As many students are at home during the pandemic, teachers are searching for ways to connect with students in the online classroom. In Jennifer Gonzalez’s “Creating Moments of Genuine Connection Online,” from Cult of Pedagogy, teacher Dave Stuart Jr. shares simple ways to develop relationships with students, even in a digital classroom.
The process is one Stuart developed when he first started teaching high school and found himself devoting hours to relationship building—leaving him with little time for lesson planning, grading, or curriculum development. Under necessity, Stuart came up with new, shorter ways—even in just one to three minutes—to make meaningful connections with all of his students. “The moments are embedded inside the work you’re already doing as a teacher,” says Stuart, who now offers a mini-course for other teachers on the topic.
His guiding parameters are that the interactions, whether they are personal or academic, should feel authentic to each student and be genuine. While you may not hit it off with every student, “what you’re after in these encounters is that set of feelings: valued, known, respected,” Stuart says.
Though online learning creates new barriers to communication and connection, Stuart says these practices can transfer online and describes five ways to do so:
1. Waiting Rooms: Some video conferencing tools permit the host to put a group of participants in a waiting room while they have a separate conversation with a single participant in a breakout space. “If you conduct synchronous class meetings, you can use this feature to have quick chats with a few students as they enter the larger space (this may work especially well with those who arrive early),” he writes.

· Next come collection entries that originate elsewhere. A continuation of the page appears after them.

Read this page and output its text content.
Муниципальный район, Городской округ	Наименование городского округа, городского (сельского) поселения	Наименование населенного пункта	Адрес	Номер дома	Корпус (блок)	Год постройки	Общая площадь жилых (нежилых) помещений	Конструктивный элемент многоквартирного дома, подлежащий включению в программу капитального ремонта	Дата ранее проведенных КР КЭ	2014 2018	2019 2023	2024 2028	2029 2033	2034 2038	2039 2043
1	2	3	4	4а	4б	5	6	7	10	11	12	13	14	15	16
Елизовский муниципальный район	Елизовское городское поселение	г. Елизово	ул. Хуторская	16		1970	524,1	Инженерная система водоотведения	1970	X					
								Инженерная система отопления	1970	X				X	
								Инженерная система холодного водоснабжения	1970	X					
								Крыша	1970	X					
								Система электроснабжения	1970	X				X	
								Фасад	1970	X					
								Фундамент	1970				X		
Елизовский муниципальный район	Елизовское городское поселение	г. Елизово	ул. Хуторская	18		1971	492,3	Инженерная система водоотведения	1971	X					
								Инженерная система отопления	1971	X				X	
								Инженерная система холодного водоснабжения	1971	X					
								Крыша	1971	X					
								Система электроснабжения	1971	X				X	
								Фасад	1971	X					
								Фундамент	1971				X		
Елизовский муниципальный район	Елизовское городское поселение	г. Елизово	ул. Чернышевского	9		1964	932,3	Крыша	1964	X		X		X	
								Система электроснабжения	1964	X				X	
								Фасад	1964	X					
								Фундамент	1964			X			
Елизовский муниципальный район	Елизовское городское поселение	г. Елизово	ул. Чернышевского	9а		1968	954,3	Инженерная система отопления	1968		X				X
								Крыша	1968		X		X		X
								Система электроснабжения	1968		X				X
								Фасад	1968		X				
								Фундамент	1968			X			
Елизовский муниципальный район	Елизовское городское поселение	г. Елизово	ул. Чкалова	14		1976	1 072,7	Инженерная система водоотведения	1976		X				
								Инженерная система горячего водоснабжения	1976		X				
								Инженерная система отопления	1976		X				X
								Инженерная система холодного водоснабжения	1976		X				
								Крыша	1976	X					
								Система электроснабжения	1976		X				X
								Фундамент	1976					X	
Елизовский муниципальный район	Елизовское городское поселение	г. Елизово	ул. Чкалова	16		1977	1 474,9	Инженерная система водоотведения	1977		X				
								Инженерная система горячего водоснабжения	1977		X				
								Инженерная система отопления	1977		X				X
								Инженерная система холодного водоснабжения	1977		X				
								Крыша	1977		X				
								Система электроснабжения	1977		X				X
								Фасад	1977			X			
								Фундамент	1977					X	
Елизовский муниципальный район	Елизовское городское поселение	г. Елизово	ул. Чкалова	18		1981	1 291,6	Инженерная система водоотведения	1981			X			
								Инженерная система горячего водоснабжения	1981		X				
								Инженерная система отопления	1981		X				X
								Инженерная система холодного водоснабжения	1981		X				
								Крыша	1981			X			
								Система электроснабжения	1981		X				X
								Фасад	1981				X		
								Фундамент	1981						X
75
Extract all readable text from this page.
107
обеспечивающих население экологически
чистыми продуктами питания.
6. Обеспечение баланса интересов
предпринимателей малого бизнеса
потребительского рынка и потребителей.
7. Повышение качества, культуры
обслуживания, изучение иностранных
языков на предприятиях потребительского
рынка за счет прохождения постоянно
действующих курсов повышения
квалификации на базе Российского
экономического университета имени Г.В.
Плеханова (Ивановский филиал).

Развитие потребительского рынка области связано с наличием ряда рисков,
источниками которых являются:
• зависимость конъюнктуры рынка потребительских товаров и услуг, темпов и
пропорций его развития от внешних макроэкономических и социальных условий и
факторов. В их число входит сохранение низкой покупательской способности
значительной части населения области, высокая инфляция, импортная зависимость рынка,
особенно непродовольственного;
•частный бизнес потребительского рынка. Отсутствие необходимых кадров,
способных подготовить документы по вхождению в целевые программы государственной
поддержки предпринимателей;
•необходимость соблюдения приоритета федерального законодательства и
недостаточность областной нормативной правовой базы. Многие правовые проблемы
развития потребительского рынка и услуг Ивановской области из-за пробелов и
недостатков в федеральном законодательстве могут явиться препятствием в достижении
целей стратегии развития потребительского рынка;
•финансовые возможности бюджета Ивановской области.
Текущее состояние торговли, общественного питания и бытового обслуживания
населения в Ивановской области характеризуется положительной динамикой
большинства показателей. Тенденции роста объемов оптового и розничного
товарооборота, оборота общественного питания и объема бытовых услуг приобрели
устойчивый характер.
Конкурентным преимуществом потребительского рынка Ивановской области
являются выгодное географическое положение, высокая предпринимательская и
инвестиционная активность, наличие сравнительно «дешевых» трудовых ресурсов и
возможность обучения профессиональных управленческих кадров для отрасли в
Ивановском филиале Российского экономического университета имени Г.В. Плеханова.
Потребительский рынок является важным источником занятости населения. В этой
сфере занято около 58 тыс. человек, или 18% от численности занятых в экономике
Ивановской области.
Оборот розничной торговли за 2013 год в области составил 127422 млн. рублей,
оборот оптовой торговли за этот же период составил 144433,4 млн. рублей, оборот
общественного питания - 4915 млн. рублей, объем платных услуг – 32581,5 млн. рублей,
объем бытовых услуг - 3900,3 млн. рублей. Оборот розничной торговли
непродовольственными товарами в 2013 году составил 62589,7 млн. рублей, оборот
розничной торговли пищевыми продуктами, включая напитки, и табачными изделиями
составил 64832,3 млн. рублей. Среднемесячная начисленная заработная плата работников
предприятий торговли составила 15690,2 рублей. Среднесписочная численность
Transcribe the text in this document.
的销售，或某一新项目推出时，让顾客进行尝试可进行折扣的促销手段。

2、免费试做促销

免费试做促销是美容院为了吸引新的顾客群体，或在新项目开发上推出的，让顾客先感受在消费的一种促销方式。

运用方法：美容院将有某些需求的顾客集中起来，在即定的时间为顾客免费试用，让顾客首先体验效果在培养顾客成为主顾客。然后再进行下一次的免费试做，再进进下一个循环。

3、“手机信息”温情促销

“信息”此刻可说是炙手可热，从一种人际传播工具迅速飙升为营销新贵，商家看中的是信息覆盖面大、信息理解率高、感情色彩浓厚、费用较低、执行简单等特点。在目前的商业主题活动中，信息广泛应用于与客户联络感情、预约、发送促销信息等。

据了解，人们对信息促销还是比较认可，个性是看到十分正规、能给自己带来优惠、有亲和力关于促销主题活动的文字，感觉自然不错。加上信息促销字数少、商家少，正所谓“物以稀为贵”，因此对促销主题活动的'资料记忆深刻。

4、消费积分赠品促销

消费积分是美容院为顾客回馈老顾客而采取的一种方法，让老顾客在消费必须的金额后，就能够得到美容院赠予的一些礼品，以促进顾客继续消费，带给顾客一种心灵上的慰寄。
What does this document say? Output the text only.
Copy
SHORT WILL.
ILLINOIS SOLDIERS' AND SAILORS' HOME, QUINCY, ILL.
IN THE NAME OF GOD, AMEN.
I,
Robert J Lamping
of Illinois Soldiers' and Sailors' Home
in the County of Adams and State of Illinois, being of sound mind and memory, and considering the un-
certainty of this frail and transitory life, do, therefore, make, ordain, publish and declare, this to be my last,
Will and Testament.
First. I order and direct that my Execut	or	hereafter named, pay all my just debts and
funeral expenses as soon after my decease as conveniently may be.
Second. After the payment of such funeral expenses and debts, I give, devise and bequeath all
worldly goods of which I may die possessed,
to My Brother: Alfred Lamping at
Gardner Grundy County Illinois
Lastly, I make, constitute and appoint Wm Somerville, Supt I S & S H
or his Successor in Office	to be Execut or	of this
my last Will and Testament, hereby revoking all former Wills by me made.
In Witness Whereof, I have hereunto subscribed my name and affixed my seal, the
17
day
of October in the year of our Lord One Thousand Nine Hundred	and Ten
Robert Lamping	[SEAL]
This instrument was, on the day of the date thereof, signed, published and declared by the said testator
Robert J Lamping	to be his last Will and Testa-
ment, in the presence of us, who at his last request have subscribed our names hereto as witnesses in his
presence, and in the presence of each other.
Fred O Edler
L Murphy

2. Office Hours: Set aside time for individual or small group student video conferences. Going through the roster alphabetically can help ensure you interact positively with every student on an individual basis at least once during the year.
3. Feedback: Incorporating moments of genuine connection in assessment can be a useful way to build relationships with students. Research has found audio or video feedback can have a more profound impact on students than written feedback, so consider adding a short clip of encouragement or praise on an assignment, Stuart suggests.
4. Video Postcards: Individual, short video messages let students know you are thinking of them. While Stuart admits it’s a more time-consuming option, he’s found it to be an effective and personalized way to engage.
5. Phone Calls: One of the most direct methods to connect with students is a phone call, which reminds students they have support and provides space for them to share concerns, Stuart says. The conversation doesn’t need to be long. He offers a simple script: “Hey, I’m checking in. Is anything getting in the way of your learning right now?”